Poland honors satirist who said Jews create anti-Semitism

Ryszard Makowski, 62, also criticized protests by Israel and Jewish organizations against a law that criminalized blaming the Polish nation for Nazi crimes

Ryszard Makowski (YouTube screenshot)
Ryszard Makowski (YouTube screenshot)

A Polish satirist, who in 2016 made anti-Semitic jokes on television and later accused Jews of fomenting hatred against themselves, was awarded his country’s highest distinction for artists.

Ryszard Makowski, 62, was awarded the Gloria Artis Medal for Merit to Culture on Thursday along with 20 others by Culture Minister Piotr Gliński in Warsaw, the wPolityce news website reported. Makowski won the bronze medal, the lowest of three categories in the distinction awarded annually to artists by the ministry.

“It is an expression of thanks by Poland for your creativity and for your commitment, for your talent — that is always augmented with work, perseverance, creative courage,” Gliński said in presenting the award.

In 2016, B’nai B’rith Poland protested Makowski’s performance on the public broadcaster TVP3 over a song with words saying that dishonest banking practices have been around for as long as “tsimmes and gescheft” — Yiddish words that mean a sweet carrot stew and business, respectively.
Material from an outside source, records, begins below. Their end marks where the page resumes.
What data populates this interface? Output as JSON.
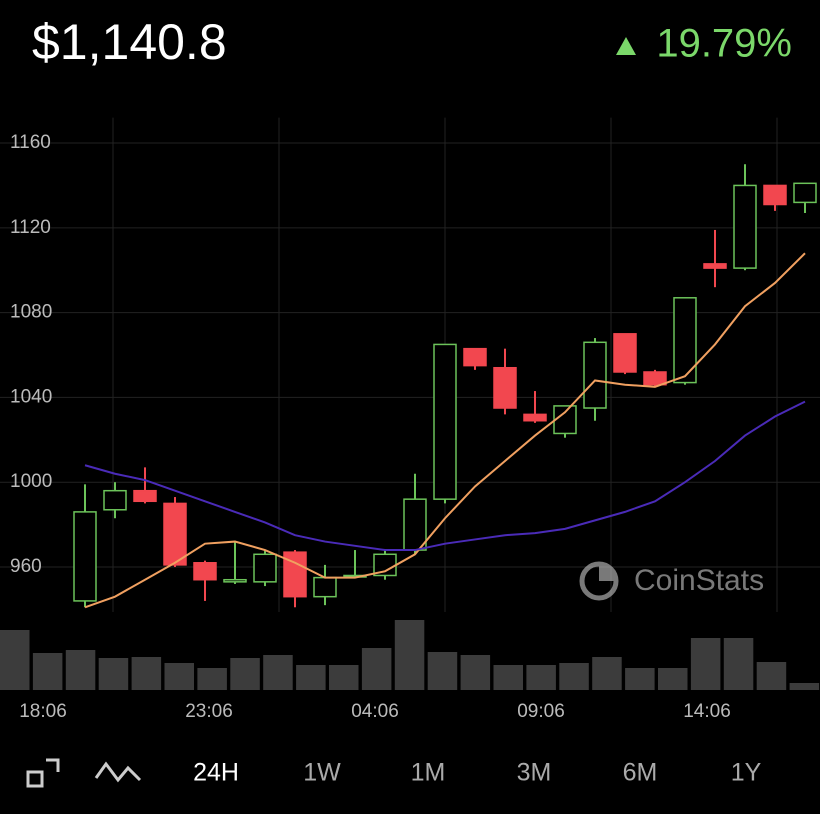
{
  "header": {
    "price": "$1,140.8",
    "change": "19.79%",
    "change_color": "#7bd86a"
  },
  "chart_data": {
    "type": "candlestick",
    "categories": [
      null,
      null,
      null,
      null,
      null,
      null,
      null,
      null,
      null,
      null,
      null,
      null,
      null,
      null,
      null,
      null,
      null,
      null,
      null,
      null,
      null,
      null,
      null,
      null,
      null
    ],
    "open": [
      944,
      987,
      996,
      990,
      962,
      953,
      953,
      967,
      946,
      956,
      956,
      968,
      992,
      1063,
      1054,
      1032,
      1023,
      1035,
      1070,
      1052,
      1047,
      1103,
      1101,
      1140,
      1132
    ],
    "close": [
      986,
      996,
      991,
      961,
      954,
      954,
      966,
      946,
      955,
      956,
      966,
      992,
      1065,
      1055,
      1035,
      1029,
      1036,
      1066,
      1052,
      1046,
      1087,
      1101,
      1140,
      1131,
      1141
    ],
    "high": [
      999,
      1000,
      1007,
      993,
      963,
      972,
      968,
      968,
      961,
      968,
      968,
      1004,
      1065,
      1063,
      1063,
      1043,
      1036,
      1068,
      1070,
      1053,
      1087,
      1119,
      1150,
      1140,
      1141
    ],
    "low": [
      941,
      983,
      990,
      960,
      944,
      952,
      951,
      941,
      942,
      955,
      954,
      966,
      990,
      1053,
      1032,
      1028,
      1021,
      1029,
      1051,
      1045,
      1046,
      1092,
      1100,
      1128,
      1127
    ],
    "up_color": "#6cc35a",
    "down_color": "#f2474f",
    "series": [
      {
        "color": "#f0a060",
        "values": [
          941,
          946,
          954,
          962,
          971,
          972,
          968,
          962,
          955,
          955,
          958,
          966,
          983,
          998,
          1010,
          1022,
          1033,
          1048,
          1046,
          1045,
          1050,
          1065,
          1083,
          1094,
          1108
        ]
      },
      {
        "color": "#4a2bb8",
        "values": [
          1008,
          1004,
          1001,
          996,
          991,
          986,
          981,
          975,
          972,
          970,
          968,
          968,
          971,
          973,
          975,
          976,
          978,
          982,
          986,
          991,
          1000,
          1010,
          1022,
          1031,
          1038
        ]
      }
    ],
    "volume": [
      60,
      37,
      40,
      32,
      33,
      27,
      22,
      32,
      35,
      25,
      25,
      42,
      70,
      38,
      35,
      25,
      25,
      27,
      33,
      22,
      22,
      52,
      52,
      28,
      7
    ],
    "volume_color": "#3c3c3c",
    "ylim": [
      940,
      1172
    ],
    "yticks": [
      960,
      1000,
      1040,
      1080,
      1120,
      1160
    ],
    "grid": true,
    "xtick_labels": [
      "18:06",
      "23:06",
      "04:06",
      "09:06",
      "14:06"
    ],
    "watermark": "CoinStats"
  },
  "timeframes": [
    "24H",
    "1W",
    "1M",
    "3M",
    "6M",
    "1Y"
  ],
  "active_timeframe": "24H"
}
The song also refers to the Jewish Rothschild family.

In March, Makowski wrote in wPolityce about the protest by Israel and Jewish organizations against a law that criminalized blaming the Polish nation for Nazi crimes. The law was amended last month.
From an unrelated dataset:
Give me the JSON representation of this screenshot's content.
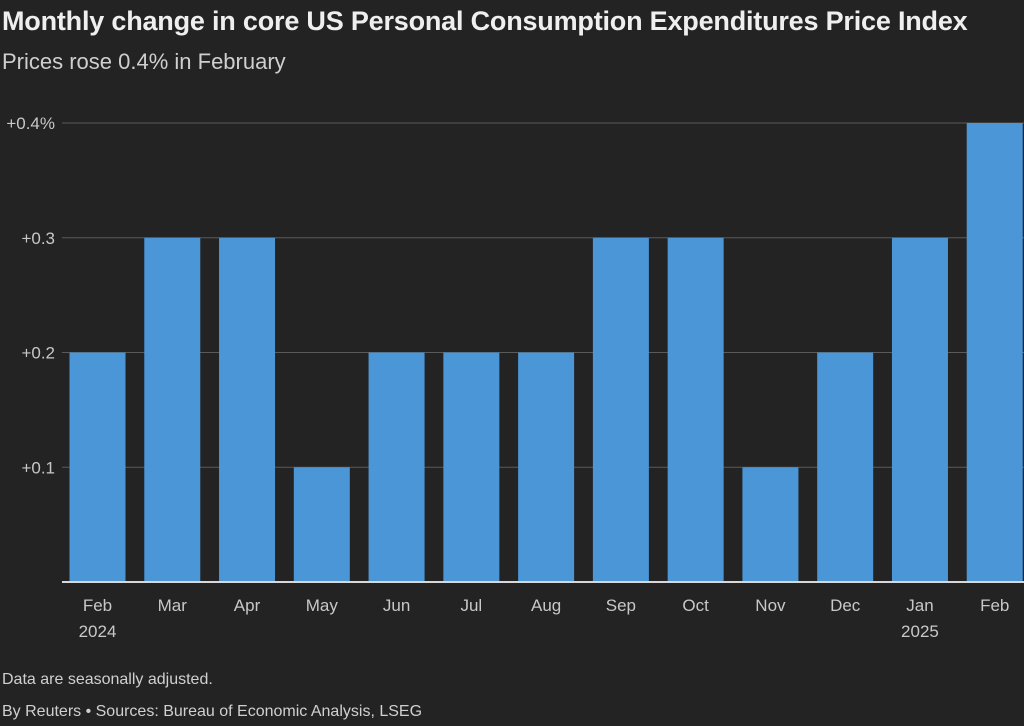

“One may suspect that this ostentatious struggle of Jewish circles,” he wrote, “is aimed at sparking up anti-Semitic moods.”
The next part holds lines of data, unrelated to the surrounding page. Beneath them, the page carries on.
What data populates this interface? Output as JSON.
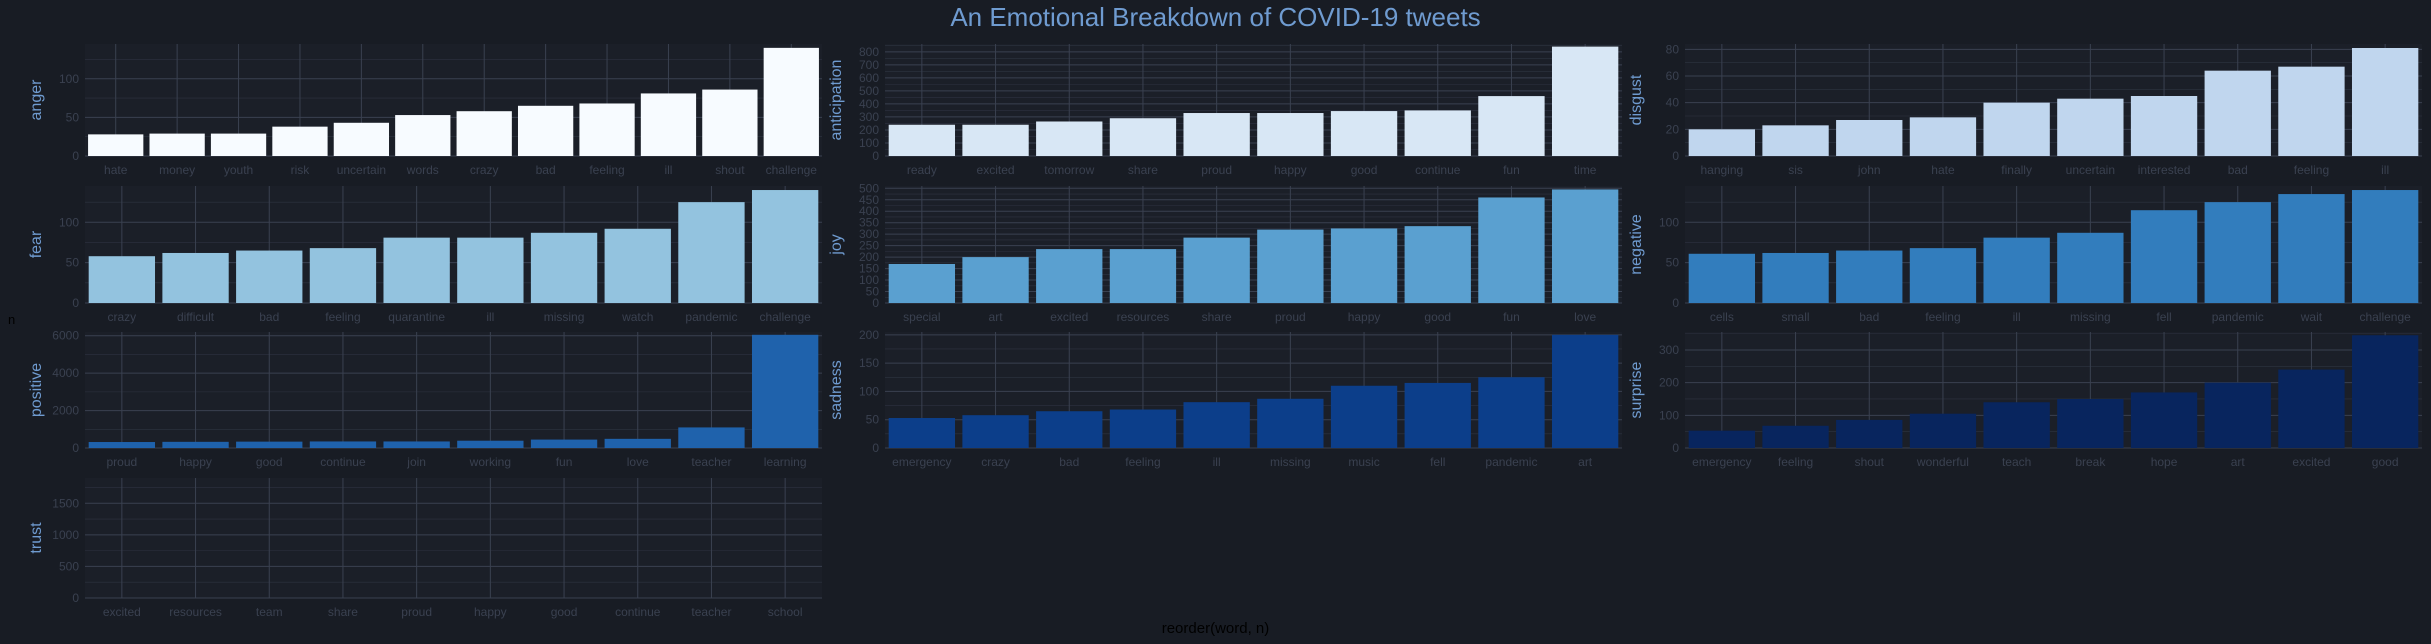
{
  "title": "An Emotional Breakdown of COVID-19 tweets",
  "xlabel": "reorder(word, n)",
  "ylabel": "n",
  "colors": {
    "background": "#181c24",
    "panel": "#1b1f28",
    "grid": "#3a4150",
    "title": "#6f9bd0"
  },
  "chart_data": {
    "type": "bar",
    "title": "An Emotional Breakdown of COVID-19 tweets",
    "xlabel": "reorder(word, n)",
    "ylabel": "n",
    "grid": true,
    "facets": [
      {
        "name": "anger",
        "color": "#f7fbff",
        "ylim": [
          0,
          145
        ],
        "yticks": [
          0,
          50,
          100
        ],
        "categories": [
          "hate",
          "money",
          "youth",
          "risk",
          "uncertain",
          "words",
          "crazy",
          "bad",
          "feeling",
          "ill",
          "shout",
          "challenge"
        ],
        "values": [
          28,
          29,
          29,
          38,
          43,
          53,
          58,
          65,
          68,
          81,
          86,
          140
        ]
      },
      {
        "name": "anticipation",
        "color": "#d8e7f5",
        "ylim": [
          0,
          860
        ],
        "yticks": [
          0,
          100,
          200,
          300,
          400,
          500,
          600,
          700,
          800
        ],
        "categories": [
          "ready",
          "excited",
          "tomorrow",
          "share",
          "proud",
          "happy",
          "good",
          "continue",
          "fun",
          "time"
        ],
        "values": [
          240,
          240,
          265,
          290,
          330,
          330,
          345,
          350,
          460,
          840
        ]
      },
      {
        "name": "disgust",
        "color": "#c0d6ee",
        "ylim": [
          0,
          84
        ],
        "yticks": [
          0,
          20,
          40,
          60,
          80
        ],
        "categories": [
          "hanging",
          "sis",
          "john",
          "hate",
          "finally",
          "uncertain",
          "interested",
          "bad",
          "feeling",
          "ill"
        ],
        "values": [
          20,
          23,
          27,
          29,
          40,
          43,
          45,
          64,
          67,
          81
        ]
      },
      {
        "name": "fear",
        "color": "#93c3df",
        "ylim": [
          0,
          145
        ],
        "yticks": [
          0,
          50,
          100
        ],
        "categories": [
          "crazy",
          "difficult",
          "bad",
          "feeling",
          "quarantine",
          "ill",
          "missing",
          "watch",
          "pandemic",
          "challenge"
        ],
        "values": [
          58,
          62,
          65,
          68,
          81,
          81,
          87,
          92,
          125,
          140
        ]
      },
      {
        "name": "joy",
        "color": "#5aa0d0",
        "ylim": [
          0,
          510
        ],
        "yticks": [
          0,
          50,
          100,
          150,
          200,
          250,
          300,
          350,
          400,
          450,
          500
        ],
        "categories": [
          "special",
          "art",
          "excited",
          "resources",
          "share",
          "proud",
          "happy",
          "good",
          "fun",
          "love"
        ],
        "values": [
          170,
          200,
          235,
          235,
          285,
          320,
          325,
          335,
          460,
          495
        ]
      },
      {
        "name": "negative",
        "color": "#327dbd",
        "ylim": [
          0,
          145
        ],
        "yticks": [
          0,
          50,
          100
        ],
        "categories": [
          "cells",
          "small",
          "bad",
          "feeling",
          "ill",
          "missing",
          "fell",
          "pandemic",
          "wait",
          "challenge"
        ],
        "values": [
          61,
          62,
          65,
          68,
          81,
          87,
          115,
          125,
          135,
          140
        ]
      },
      {
        "name": "positive",
        "color": "#1f62ac",
        "ylim": [
          0,
          6200
        ],
        "yticks": [
          0,
          2000,
          4000,
          6000
        ],
        "categories": [
          "proud",
          "happy",
          "good",
          "continue",
          "join",
          "working",
          "fun",
          "love",
          "teacher",
          "learning"
        ],
        "values": [
          320,
          330,
          340,
          350,
          350,
          390,
          450,
          490,
          1100,
          6050
        ]
      },
      {
        "name": "sadness",
        "color": "#0c3e8a",
        "ylim": [
          0,
          205
        ],
        "yticks": [
          0,
          50,
          100,
          150,
          200
        ],
        "categories": [
          "emergency",
          "crazy",
          "bad",
          "feeling",
          "ill",
          "missing",
          "music",
          "fell",
          "pandemic",
          "art"
        ],
        "values": [
          53,
          58,
          65,
          68,
          81,
          87,
          110,
          115,
          125,
          200
        ]
      },
      {
        "name": "surprise",
        "color": "#08255e",
        "ylim": [
          0,
          355
        ],
        "yticks": [
          0,
          100,
          200,
          300
        ],
        "categories": [
          "emergency",
          "feeling",
          "shout",
          "wonderful",
          "teach",
          "break",
          "hope",
          "art",
          "excited",
          "good"
        ],
        "values": [
          53,
          68,
          86,
          105,
          140,
          150,
          170,
          200,
          240,
          345
        ]
      },
      {
        "name": "trust",
        "color": "#08306b",
        "ylim": [
          0,
          1900
        ],
        "yticks": [
          0,
          500,
          1000,
          1500
        ],
        "categories": [
          "excited",
          "resources",
          "team",
          "share",
          "proud",
          "happy",
          "good",
          "continue",
          "teacher",
          "school"
        ],
        "values": [
          0,
          0,
          0,
          0,
          0,
          0,
          0,
          0,
          0,
          0
        ]
      }
    ]
  }
}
The Polish association Never Again, which monitors hate crimes and speech in Poland, wrote in a statement that the honoring of Makowski is astounding, as he is a “well-known author of songs and articles which are strongly rooted in anti-Semitic stereotypes and prejudices.”

Rafal Pankowski, a co-founder of the association, added that “given the fragility of the Polish-Jewish relations especially this year,” following the diplomatic crisis caused by the law, “I am truly surprised by the minister’s decision. As a citizen of Poland, this medal is not awarded in my name!”

Anti-Semitism, Pankowski said, is something that his association refuses to see as “part of the Polish culture and heritage which deserves to be celebrated by the official representatives of the Polish state.”